I think the rationale behind point #2 above might be that: A) The soft shirt front is more prone to "collapse" under the weight of the studs (especially if -say- they are made of 14k gold), and B) The pleated shirt is less formal anyway, so why not?

The first evening shirt I ordered was a marcella shirt with fly front (I liked the modern look, and I wasn't sure I would secure a set of studs in time).

The second (and last) one is another marcella shirt, this time taking studs. Because studs tend to be more conspicuous than regular buttons, I asked that they be placed 2cm further apart from each other than usual. The results is a sober bib with only three studs visible above the low-cut waistcoat.

I plan to get a pleated-front shirt too in the near future (turn-down collar, of course), but not sure if I'll go with fixed MOP buttons or stud holes and a detachable button strip.
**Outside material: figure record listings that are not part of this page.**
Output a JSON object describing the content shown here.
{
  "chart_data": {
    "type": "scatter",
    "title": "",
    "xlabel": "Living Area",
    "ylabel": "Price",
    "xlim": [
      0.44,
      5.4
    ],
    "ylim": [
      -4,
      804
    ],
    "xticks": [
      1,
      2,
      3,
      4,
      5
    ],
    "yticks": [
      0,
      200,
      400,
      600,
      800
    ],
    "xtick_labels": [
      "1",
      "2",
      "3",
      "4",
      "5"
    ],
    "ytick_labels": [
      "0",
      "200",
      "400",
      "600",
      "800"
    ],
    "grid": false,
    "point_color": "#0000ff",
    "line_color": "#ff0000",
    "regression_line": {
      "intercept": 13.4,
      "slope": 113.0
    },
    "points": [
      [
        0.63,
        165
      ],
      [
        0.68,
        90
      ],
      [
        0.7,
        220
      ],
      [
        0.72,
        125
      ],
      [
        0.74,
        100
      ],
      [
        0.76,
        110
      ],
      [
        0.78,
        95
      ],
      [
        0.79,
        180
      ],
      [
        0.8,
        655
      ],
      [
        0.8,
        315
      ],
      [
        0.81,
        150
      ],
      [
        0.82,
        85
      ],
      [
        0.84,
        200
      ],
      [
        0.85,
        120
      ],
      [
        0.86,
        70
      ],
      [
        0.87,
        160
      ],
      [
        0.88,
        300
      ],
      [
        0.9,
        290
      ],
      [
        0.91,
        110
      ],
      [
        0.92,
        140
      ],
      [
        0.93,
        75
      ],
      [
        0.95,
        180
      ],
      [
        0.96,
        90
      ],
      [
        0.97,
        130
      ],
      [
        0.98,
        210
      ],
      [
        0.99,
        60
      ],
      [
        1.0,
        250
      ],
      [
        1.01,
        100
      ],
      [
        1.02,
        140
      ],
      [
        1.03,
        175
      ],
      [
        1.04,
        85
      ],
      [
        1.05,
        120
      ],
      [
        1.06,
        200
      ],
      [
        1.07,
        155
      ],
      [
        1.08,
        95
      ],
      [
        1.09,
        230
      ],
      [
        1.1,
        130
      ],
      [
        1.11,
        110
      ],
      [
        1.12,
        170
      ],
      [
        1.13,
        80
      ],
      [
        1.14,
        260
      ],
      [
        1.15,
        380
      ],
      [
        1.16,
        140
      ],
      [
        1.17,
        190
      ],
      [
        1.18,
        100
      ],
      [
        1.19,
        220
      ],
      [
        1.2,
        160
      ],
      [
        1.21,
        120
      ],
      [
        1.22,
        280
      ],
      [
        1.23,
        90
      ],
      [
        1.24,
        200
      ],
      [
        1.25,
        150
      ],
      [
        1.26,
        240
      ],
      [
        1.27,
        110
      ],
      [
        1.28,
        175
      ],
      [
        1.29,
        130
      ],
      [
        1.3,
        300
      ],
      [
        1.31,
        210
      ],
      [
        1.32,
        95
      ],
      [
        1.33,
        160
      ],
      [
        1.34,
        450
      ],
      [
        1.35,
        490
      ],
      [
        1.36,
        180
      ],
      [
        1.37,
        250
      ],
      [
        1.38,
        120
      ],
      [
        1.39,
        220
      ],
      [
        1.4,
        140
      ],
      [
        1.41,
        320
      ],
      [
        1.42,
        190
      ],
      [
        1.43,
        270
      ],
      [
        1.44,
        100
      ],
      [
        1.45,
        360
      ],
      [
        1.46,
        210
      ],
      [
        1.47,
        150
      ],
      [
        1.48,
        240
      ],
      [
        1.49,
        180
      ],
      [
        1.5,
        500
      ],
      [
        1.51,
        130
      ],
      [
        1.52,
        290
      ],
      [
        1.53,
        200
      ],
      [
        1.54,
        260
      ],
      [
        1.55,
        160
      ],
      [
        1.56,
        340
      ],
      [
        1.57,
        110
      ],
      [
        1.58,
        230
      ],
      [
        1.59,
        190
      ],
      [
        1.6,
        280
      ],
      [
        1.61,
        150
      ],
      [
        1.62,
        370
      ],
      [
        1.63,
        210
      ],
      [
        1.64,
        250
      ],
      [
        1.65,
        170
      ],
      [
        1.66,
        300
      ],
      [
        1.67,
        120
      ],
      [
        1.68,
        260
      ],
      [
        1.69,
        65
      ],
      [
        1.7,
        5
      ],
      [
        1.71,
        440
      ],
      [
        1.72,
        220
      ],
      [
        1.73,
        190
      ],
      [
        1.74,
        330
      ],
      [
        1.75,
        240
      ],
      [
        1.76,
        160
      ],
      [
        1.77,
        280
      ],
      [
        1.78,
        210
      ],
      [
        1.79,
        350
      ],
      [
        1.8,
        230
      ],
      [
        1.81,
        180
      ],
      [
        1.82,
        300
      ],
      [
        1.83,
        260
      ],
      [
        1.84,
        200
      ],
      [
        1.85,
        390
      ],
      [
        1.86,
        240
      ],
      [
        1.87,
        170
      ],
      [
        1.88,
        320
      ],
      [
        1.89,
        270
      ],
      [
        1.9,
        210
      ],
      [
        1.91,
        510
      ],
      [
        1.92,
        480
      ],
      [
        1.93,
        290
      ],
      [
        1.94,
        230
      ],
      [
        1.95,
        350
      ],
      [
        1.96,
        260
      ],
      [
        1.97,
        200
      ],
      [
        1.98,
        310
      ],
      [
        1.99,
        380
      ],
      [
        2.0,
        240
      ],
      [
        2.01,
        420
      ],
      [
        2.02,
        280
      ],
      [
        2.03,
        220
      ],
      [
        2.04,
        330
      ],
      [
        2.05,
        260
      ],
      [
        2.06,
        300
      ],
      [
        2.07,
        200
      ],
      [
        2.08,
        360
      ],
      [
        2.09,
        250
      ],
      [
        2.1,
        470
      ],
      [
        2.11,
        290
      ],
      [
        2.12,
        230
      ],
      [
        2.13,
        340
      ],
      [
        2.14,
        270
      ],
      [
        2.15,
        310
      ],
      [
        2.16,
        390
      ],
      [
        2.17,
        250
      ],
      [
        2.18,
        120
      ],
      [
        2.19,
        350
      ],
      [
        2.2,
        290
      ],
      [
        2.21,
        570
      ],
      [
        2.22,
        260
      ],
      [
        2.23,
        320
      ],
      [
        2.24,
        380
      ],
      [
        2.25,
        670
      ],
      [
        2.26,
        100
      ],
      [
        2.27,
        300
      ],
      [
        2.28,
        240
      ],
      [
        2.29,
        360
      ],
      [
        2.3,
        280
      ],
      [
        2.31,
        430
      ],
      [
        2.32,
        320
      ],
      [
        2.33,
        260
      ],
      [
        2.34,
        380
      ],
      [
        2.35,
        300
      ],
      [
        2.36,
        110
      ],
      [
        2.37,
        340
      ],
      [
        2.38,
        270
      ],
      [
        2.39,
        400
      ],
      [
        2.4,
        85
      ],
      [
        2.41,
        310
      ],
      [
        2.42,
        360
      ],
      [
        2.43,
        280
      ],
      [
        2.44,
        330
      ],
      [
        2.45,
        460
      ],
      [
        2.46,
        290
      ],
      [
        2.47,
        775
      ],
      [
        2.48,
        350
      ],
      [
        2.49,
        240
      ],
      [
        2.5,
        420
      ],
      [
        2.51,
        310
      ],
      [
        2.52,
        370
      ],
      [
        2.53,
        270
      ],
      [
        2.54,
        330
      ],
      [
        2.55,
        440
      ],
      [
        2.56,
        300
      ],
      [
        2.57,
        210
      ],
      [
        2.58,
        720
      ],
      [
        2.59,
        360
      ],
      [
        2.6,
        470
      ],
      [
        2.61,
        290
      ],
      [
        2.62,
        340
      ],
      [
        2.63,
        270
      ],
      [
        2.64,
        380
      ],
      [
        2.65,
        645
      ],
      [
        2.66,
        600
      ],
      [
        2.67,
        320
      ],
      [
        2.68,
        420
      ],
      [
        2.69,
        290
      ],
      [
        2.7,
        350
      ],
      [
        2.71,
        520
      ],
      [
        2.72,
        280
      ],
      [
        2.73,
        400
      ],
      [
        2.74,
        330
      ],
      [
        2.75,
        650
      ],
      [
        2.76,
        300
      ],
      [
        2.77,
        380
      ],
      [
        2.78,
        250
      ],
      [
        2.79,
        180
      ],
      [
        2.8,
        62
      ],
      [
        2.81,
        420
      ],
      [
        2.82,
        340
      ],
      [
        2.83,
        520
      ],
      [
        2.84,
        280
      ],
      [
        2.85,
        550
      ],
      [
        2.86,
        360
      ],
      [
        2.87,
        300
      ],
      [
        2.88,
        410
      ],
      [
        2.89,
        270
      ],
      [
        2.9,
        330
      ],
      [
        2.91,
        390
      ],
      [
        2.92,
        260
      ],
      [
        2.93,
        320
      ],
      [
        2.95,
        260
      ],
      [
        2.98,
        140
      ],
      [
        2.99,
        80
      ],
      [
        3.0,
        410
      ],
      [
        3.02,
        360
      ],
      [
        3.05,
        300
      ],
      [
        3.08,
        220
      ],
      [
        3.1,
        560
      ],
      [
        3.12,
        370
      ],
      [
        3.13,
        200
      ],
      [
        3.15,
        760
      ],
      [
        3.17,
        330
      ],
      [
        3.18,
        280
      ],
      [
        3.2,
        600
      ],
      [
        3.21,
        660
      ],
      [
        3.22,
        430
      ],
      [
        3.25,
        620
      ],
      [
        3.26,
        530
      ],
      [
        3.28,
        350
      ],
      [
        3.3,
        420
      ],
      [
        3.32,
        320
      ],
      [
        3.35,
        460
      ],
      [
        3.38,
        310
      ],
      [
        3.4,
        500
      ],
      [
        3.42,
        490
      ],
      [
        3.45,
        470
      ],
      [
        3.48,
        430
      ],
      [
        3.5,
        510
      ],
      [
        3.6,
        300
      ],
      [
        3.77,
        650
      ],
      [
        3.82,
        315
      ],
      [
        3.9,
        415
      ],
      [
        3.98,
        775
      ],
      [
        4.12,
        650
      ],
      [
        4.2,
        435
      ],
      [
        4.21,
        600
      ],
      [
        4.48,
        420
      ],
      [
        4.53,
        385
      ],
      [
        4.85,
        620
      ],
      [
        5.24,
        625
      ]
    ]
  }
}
I don't think I would wear a dinner jacket with a run-of-the-mill white shirt with french cuffs. The textured cotton (piqué) adds a richness that makes the shirt look more sophisticated, but definitely _not_ theatrical at all. I can take the broadcloth collar of the pleated front shirt, but at the very least the bib should be of a thicker (and therefore, whiter/less translucent) cotton than that of a business shirt. This can be achieved either with piqué or pleats.

But that's my preference.


----------



## efdll (Sep 11, 2008)

It was my understanding that a pleated shirt was proper with a tux and pique with white tie. Am I wrong?


----------



## GreenManalishi (Nov 15, 2014)

efdll said:


> It was my understanding that a pleated shirt was proper with a tux and pique with white tie. Am I wrong?


According to the Guide, and most other sources I've seen,

1. The pleated, turn down collar shirt is appropriate for black tie.
2. The pleated, attached wing collar is a modern invention (popular in the US and Japan, unseen in the UK).
3. The piqué (or layered, thick plain cotton) bib, detachable wing collar shirt is the traditional white tie shirt.
4. The turn down collar piqué (marcella) shirt was introduced in the 1930's by the Duke of Windsor (if I'm not mistaken) as a relaxed alternative to the stiff, full dress shirt (3). It is popular with black tie in the UK.

EDIT:
Actually, it seems the DOW introduced the pleated turn-down collar shirt; the marcella shirt is a further variation on that.


----------



## Yodan731 (Jan 23, 2011)

The last black tie event I went to (earlier this summer) was for an evening wedding with about 50 male guests. Most guests did not wear rentals, or the rentals were very good and I couldn't tell they if they were or not. It was a very hot day and every single man took off his jacket. Only one man in braces. Only two or three men in patent leather. I didn't see anyone wearing shirt studs. Probably 1/3 to 1/2 of the shirts were plain dress shirts, a few were regular barrel cuffs.

If you don't want to wear studs then don't wear them. If it makes you more comfortable and confident then do it. No one cares about such things anymore.


----------